Pena has cited her wrestling as giving her the edge over Nunes, who she perceives to be weak on the ground, and said that the clash is a “perfect style match-up”

But to Yahoo Sports, Nunes has claimed that “nothing” concerns her about her opponent while the “delusional” insult came about from Pena having been finished on the mat herself in two of her last four outings. 

“Everything about her game, I’ve seen before. I’ve beat the most tough girls many times, even her training partner, best friend. It’s the same style. When I see Miesha Tate fight, you see Julianna Pena fight. They’re pretty much the same fighter,” Nunes claimed.

“Julianna has all the holes where I can finish her on the floor as well,” Nunes also said at the press event.
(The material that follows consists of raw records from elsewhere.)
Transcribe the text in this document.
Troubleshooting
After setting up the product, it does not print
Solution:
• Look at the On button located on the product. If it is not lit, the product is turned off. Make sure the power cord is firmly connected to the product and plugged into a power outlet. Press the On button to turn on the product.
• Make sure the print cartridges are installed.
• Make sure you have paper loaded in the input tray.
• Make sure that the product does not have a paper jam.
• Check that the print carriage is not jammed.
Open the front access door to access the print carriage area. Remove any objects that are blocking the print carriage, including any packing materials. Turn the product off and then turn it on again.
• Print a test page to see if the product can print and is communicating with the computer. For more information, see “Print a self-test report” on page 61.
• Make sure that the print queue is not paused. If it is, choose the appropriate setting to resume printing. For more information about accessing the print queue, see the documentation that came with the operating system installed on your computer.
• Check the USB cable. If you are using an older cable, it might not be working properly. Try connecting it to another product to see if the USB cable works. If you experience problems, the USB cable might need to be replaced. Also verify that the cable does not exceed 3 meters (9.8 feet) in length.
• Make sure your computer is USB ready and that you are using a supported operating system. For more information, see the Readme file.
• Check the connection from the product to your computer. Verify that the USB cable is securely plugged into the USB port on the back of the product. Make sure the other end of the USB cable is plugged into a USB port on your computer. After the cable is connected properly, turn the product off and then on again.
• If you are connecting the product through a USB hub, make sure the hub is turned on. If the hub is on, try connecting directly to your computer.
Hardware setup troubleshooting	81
“Germaine finished her. Germaine de Randamie is a striker and she finished Julianna Pena [on the ground]. I feel like my game is way above all those girls she fought.

“We’re going to see what’s going to happen. I just need a mistake from her. In striking, in the floor, whatever she brings up, I’m going to have the answers and I’m going to finish the fight,” she guaranteed.

Bad blood aside, though, there is some mutual respect between the two. Pena admitted she is “inspired” by Nunes, to which Nunes conceded “she’s definitely a very good fighter” in return.

Yet as Pena quipped while they traded barbs this week, for all their bravado and predictions one of the women is “going to be dead wrong”.

“We will see,” she finished, perfectly setting up a fiery showdown on Saturday night.